Identify a sociological topic on which you might like to do research and indicate in a few sentences why you think the topic is worth studying. Next, review and summarize the academic and professional literature relevant to your topic. Emphasize literature that reports original research substantively related to your topic, but you may also review works that are theoretically or methodologically relevant, especially if substantive literature is scarce. You should include a minimum of 10 sources in your summary, including at least 7 articles from scholarly periodicals or journals. (Click here to view a list of widely cited sociology journals.) You may also include books and edited volumes, theses and dissertations, government documents and reports, papers presented at professional conferences, and scholarly works from the Internet. Avoid non-academic articles and books. To locate resources, you can use Infotrac, Sociological Abstracts, the Social Science Index, Social Science Citation Index, bibliographies from other works, the library's electronic card catalog, dissertation abstracts, indices to government documents, local professionals and scholars, the Internet, and other databases and indices. Click here to access sociology databases available through the Walker Library. Once you have found possible resources, read the abstracts, table of contents or executive summaries to see if they provide useful information about your topic. If so, read the remainder of the document and note important findings and conclusions. Be sure to record complete bibliographic information of each work you read.
Next, organize your notes and write the review. Do not simply list and summarize individual articles. Instead, integrate the literature into a single, consistent essay. Your goal is to summarize "the facts" about your topic in concise, well-written paragraphs. Put similar and related information together. You may want to organize your review around the major areas of research in the studies you have read or around the major findings reported in the research. How you organize your review is up to you as long as it is logical, connected and integrated. Make sure you cite your sources in the body of your paper using ASA style. (Click her to view an online version of the ASA Style Guide.) You will also need a list of references at the end of the paper, again following ASA style. You must include a reference for every work you cite, but only for works you cite. (Click here to view some sample literature reviews.)

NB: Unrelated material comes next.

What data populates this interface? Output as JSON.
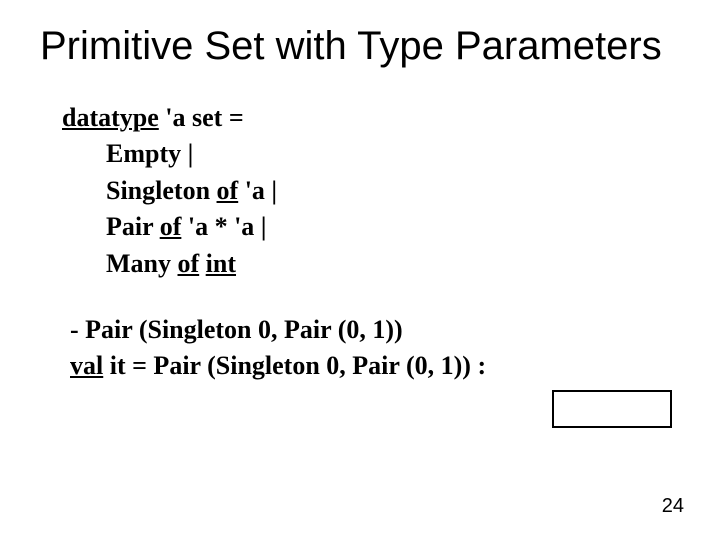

After you have summarized the literature, clearly and concisely state a research question (or questions) you would like to address. Choose a single or a small number of related questions and express them as simply and clearly as possible. Then, depending on your orientation and the nature of your research question(s), develop either testable hypotheses or sensitizing concepts and questions. Quantitative researchers tend to express their research question as testable hypotheses, while qualitative researchers typically prefer sensitizing concepts and questions. If you are interested in the effect of social forces on behavior, want to know "the facts" about social life, and like causal explanations and relationships; if your research question(s) ask about causes and consequences or how two or more variables are related, you will most likely prefer quantitative methods and should probably develop testable hypotheses. If you are interested in how people make sense of and understand their everyday experiences, how they order and organized their interactions, how they perceive and define reality, and prefer typologies and narrative descriptions over causal explanations; if your research question(s) ask about how people experience, make sense of, perceive, understand and assign meaning to things or focuses on the way groups or cultures define and see the world, you will most likely prefer qualitative methods and should develop sensitizing concepts and questions. If you are not sure which method you should use, you should probably use quantitative methods. Most people think more like quantitative sociologists than qualitative sociologists and quantitative research is easier to design.
When developing testable hypotheses, remember that hypotheses are statements, not questions. They typically express relationships between two or more variables that are believed to exist in the empirical world. Hypotheses must be empirically verifiable, that is, researchers must be able to test whether or not they are true by making observations of the empirical world. One way to develop hypotheses is to come up with possible answers to your research questions based on your knowledge of sociological theory and your reading of the research literature. Using these possible answers, develop statements that answer your research question(s). Next, express those statement(s) in terms of relationships between variables, making sure the relationships are expressed fully, clearly, and concisely. These relationships may be causal or simply associational. If causal, be sure to clearly state which variables are causing other variables to change and whether these causal relationships are direct, indirect, or involve interactions. Whenever possible, you should also state the type of association that exists between the variables, whether positive, negative, curvilinear, non-directional, or none at all. If you have several related hypotheses, you may want to express your hypotheses as a path model. (Click here to view some sample hypotheses.)
Rather than hypotheses, qualitative researchers tend to develop and state sensitizing concepts and questions. Sensitizing concepts and questions are concepts, ideas, notions, or questions that guide observations and data collection in inductive qualitative research. Even though they may not have explicit hypotheses, qualitative researchers typically have an idea of what is important or what they want to focus on when they do qualitative research. These are there sensitizing concepts. Sensitizing concepts and questions are the starting point. They inform the researcher where to look, for what to look, and give him/her some idea of what they can expect to see. In the latter sense, they serve as pseudo-hypotheses. However, qualitative researchers typically seek to remain open minded and their sensitizing concepts and questions often evolve over the course of a research project. Like hypotheses, sensitizing concepts can be drawn from theory, previous research and the researchers own interests and concerns. It is important that sensitizing concepts be clearly identified at the beginning of a qualitative project.